La rue… dans la rue, il y a les gens, il y a les manifestations, de joie, de colère, de tristesse, de bonheur, il y a le sentiment de vivre, malgré tout : la rue parle. Et puis il y a les murs. Ils parlent, eux aussi : leur couleur, leur état, ceux qui y écrivent dessus, grafs, dessins au pochoir ou à la bombe, l’art du pressionnisme*.
Il y a à Nice un photographe qui transbahute ses guêtres – et donc ses appareils photos – depuis on va dire un bail- dans la rue, qui n’en perd pas une miette, et nous retransmet tout chaud cette poésie de l’inattendu. C’est Pierre Hugues Polacci. Basé dans le Vieux Nice, il a participé depuis le début des années 70 au développement de la photographie et de son expression artistique.
Depuis 33 ans il photographie ce que nous dit cet art poétique des murs. Une occasion d’approcher son témoignage aux yeux grands ouverts est l’exposition qui s’accroche aux murs – justement- de la cave Romagnan jusqu’au 30 avril, Murs en poésis**
Détournement d’écrits « officiels », comme ce défense d’afficher devenu libre d’afficher, écrits percutants de Miss.tic*** (corps rompus, je liquide mes innocences, il est trop tard pour être sage), tags, fresques murales, à l’instar de celle peinte à l’intérieur du feu le Café de la dégustation, pochoirs dignes d’œuvre d’art, graffitis colorés, les clichés de PHP (Pierre Hugues Polacci) promènent un regard amoureux vers/sur cette liberté d’expression. Ces (ses ?) images ont la puissance de mots, ces (ses ?) mots ont le pouvoir d’images. « Ce n’est pas le mot qui fait la poésie, c’est la poésie qui illustre le mot ! » (Léo Ferré)
Ici, foin de tralala et de cimaises : c’est sur des cordes que sont pince-à-lingés les photos rappelant les cordes, fixés de murs à murs, sur lesquelles sèche le linge « “J’ai tendu des cordes de clocher à clocher ; des guirlandes de fenêtre à fenêtre ; des chaînes d’or d’étoile à étoile, et je danse. » (Rimbaud, les illuminations)
Mais c’est peut-être Prévert et son univers qu’il faut évoquer devant cet « art poétique » des murs, de la rue et du regard polaccien. Au demeurant, j’écris ceci le jour du 40ème anniversaire de la mort de Jacques.
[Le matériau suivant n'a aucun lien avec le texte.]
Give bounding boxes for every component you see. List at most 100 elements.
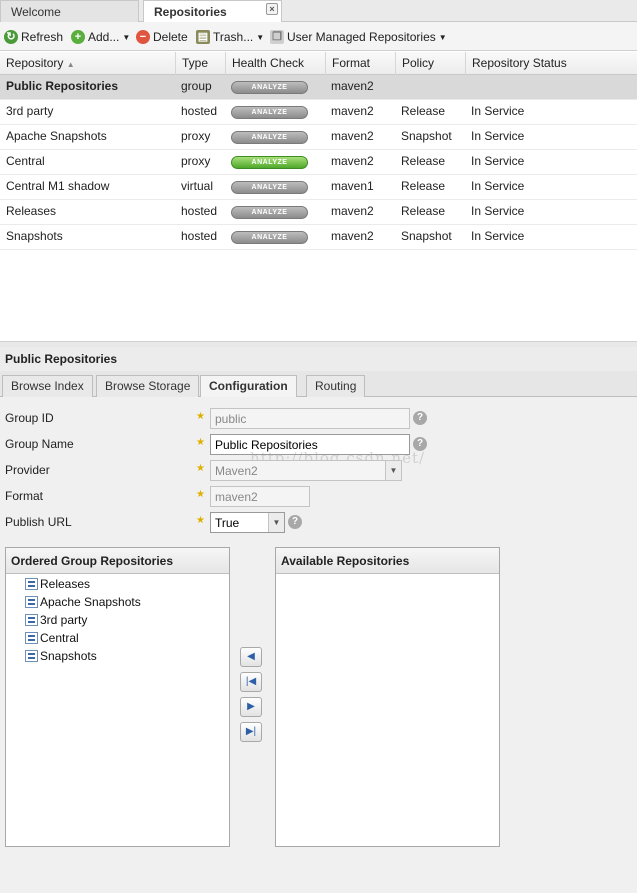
trash-label: Trash... (213, 30, 254, 44)
table-row[interactable]: Central proxy ANALYZE maven2 Release In … (0, 150, 637, 175)
repository-name: Releases (6, 204, 57, 218)
chevron-down-icon[interactable]: ▼ (385, 461, 401, 480)
column-header-format[interactable]: Format (326, 52, 396, 75)
analyze-button[interactable]: ANALYZE (231, 206, 308, 219)
repository-policy: Snapshot (401, 229, 452, 243)
repository-policy: Release (401, 154, 446, 168)
detail-panel-title: Public Repositories (0, 347, 637, 371)
tab-configuration[interactable]: Configuration (200, 375, 297, 398)
tab-browse-index-label: Browse Index (11, 379, 84, 393)
repository-type: virtual (181, 179, 214, 193)
repository-status: In Service (471, 204, 525, 218)
repositories-grid-body: Public Repositories group ANALYZE maven2… (0, 75, 637, 250)
trash-button[interactable]: ▤ Trash... ▼ (196, 28, 264, 46)
repository-format: maven2 (331, 229, 374, 243)
move-all-left-button[interactable]: |◀ (240, 672, 262, 692)
repository-format: maven2 (331, 79, 374, 93)
list-item-label: Snapshots (40, 649, 97, 663)
analyze-button[interactable]: ANALYZE (231, 106, 308, 119)
tab-browse-storage[interactable]: Browse Storage (96, 375, 200, 397)
tab-browse-storage-label: Browse Storage (105, 379, 191, 393)
repository-status: In Service (471, 179, 525, 193)
delete-icon: − (136, 30, 150, 44)
move-left-button[interactable]: ◀ (240, 647, 262, 667)
group-id-label: Group ID (5, 411, 54, 425)
ordered-group-repositories-list: Ordered Group Repositories Releases Apac… (5, 547, 230, 847)
repository-type: proxy (181, 154, 211, 168)
arrow-first-icon: |◀ (245, 676, 257, 687)
tab-configuration-label: Configuration (209, 379, 288, 393)
table-row[interactable]: Public Repositories group ANALYZE maven2 (0, 75, 637, 100)
repository-format: maven1 (331, 179, 374, 193)
list-item-label: Central (40, 631, 79, 645)
required-star-icon: ★ (196, 437, 205, 448)
tab-welcome[interactable]: Welcome (0, 0, 139, 22)
list-item[interactable]: Releases (6, 575, 229, 593)
column-header-type[interactable]: Type (176, 52, 226, 75)
add-icon: + (71, 30, 85, 44)
repository-name: Apache Snapshots (6, 129, 107, 143)
arrow-last-icon: ▶| (245, 726, 257, 737)
column-header-health-check[interactable]: Health Check (226, 52, 326, 75)
repository-icon (25, 596, 38, 608)
repository-type: group (181, 79, 212, 93)
refresh-button[interactable]: ↻ Refresh (4, 28, 63, 46)
list-item[interactable]: 3rd party (6, 611, 229, 629)
analyze-button[interactable]: ANALYZE (231, 131, 308, 144)
table-row[interactable]: 3rd party hosted ANALYZE maven2 Release … (0, 100, 637, 125)
move-all-right-button[interactable]: ▶| (240, 722, 262, 742)
tab-browse-index[interactable]: Browse Index (2, 375, 93, 397)
format-field[interactable]: maven2 (210, 486, 310, 507)
repository-type: hosted (181, 229, 218, 243)
column-header-format-label: Format (332, 56, 371, 70)
column-header-status-label: Repository Status (472, 56, 567, 70)
help-icon[interactable]: ? (413, 411, 427, 425)
detail-tab-bar: Browse Index Browse Storage Configuratio… (0, 371, 637, 398)
ordered-list-title: Ordered Group Repositories (6, 548, 229, 574)
table-row[interactable]: Releases hosted ANALYZE maven2 Release I… (0, 200, 637, 225)
repository-name: Public Repositories (6, 79, 119, 93)
list-item[interactable]: Snapshots (6, 647, 229, 665)
provider-label: Provider (5, 463, 50, 477)
list-item-label: Apache Snapshots (40, 595, 141, 609)
tab-welcome-label: Welcome (11, 5, 61, 19)
list-item-label: 3rd party (40, 613, 88, 627)
chevron-down-icon[interactable]: ▼ (268, 513, 284, 532)
group-id-field[interactable]: public (210, 408, 410, 429)
available-repositories-list: Available Repositories (275, 547, 500, 847)
close-icon[interactable]: × (266, 3, 278, 15)
tab-repositories[interactable]: Repositories × (143, 0, 282, 23)
add-button[interactable]: + Add... ▼ (71, 28, 130, 46)
repository-format: maven2 (331, 129, 374, 143)
trash-icon: ▤ (196, 30, 210, 44)
analyze-button[interactable]: ANALYZE (231, 231, 308, 244)
help-icon[interactable]: ? (288, 515, 302, 529)
table-row[interactable]: Apache Snapshots proxy ANALYZE maven2 Sn… (0, 125, 637, 150)
tab-routing[interactable]: Routing (306, 375, 366, 397)
delete-label: Delete (153, 30, 188, 44)
delete-button[interactable]: − Delete (136, 28, 188, 46)
table-row[interactable]: Snapshots hosted ANALYZE maven2 Snapshot… (0, 225, 637, 250)
required-star-icon: ★ (196, 489, 205, 500)
column-header-policy-label: Policy (402, 56, 435, 70)
column-header-repository-status[interactable]: Repository Status (466, 52, 637, 75)
table-row[interactable]: Central M1 shadow virtual ANALYZE maven1… (0, 175, 637, 200)
refresh-label: Refresh (21, 30, 64, 44)
add-label: Add... (88, 30, 120, 44)
analyze-button[interactable]: ANALYZE (231, 181, 308, 194)
repository-icon (25, 578, 38, 590)
repository-policy: Release (401, 204, 446, 218)
publish-url-label: Publish URL (5, 515, 72, 529)
repositories-grid-header: Repository ▲ Type Health Check Format Po… (0, 52, 637, 75)
publish-url-select[interactable]: True ▼ (210, 512, 285, 533)
provider-select[interactable]: Maven2 ▼ (210, 460, 402, 481)
user-managed-repositories-button[interactable]: ❐ User Managed Repositories ▼ (270, 28, 447, 46)
list-item[interactable]: Apache Snapshots (6, 593, 229, 611)
column-header-policy[interactable]: Policy (396, 52, 466, 75)
column-header-repository[interactable]: Repository ▲ (0, 52, 176, 75)
repository-name: Central (6, 154, 45, 168)
analyze-button[interactable]: ANALYZE (231, 81, 308, 94)
list-item[interactable]: Central (6, 629, 229, 647)
move-right-button[interactable]: ▶ (240, 697, 262, 717)
analyze-button[interactable]: ANALYZE (231, 156, 308, 169)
Cette exposition en est sans doute le plus bel hommage.
Murs en poésis exposition de Pierre Hugues Polacci – jusqu’au 30 avril Cave Romagnan 22, rue d’Angleterre Nice (quartier Notre Dame) 07 69 54 08 06 http://caveromagnan.free.fr/
Jacques Barbarin
*L’Art du Graffiti ou Pressionnisme est un mouvement pictural. Il s’intéresse aux œuvres réalisées à la bombe, issues d’un mouvement éclos sous pression, il y a quarante ans, dans les métropoles américaines, puis européennes et désormais mondiales. Ces pressions, définies par certains artistes comme à la source de la puissance et de l’énergie de leurs réalisations, ont conduit à nommer ce mouvement le Pressionnisme. Le néologisme pressionnisme a été inventé par Alain-Dominique Gallizia.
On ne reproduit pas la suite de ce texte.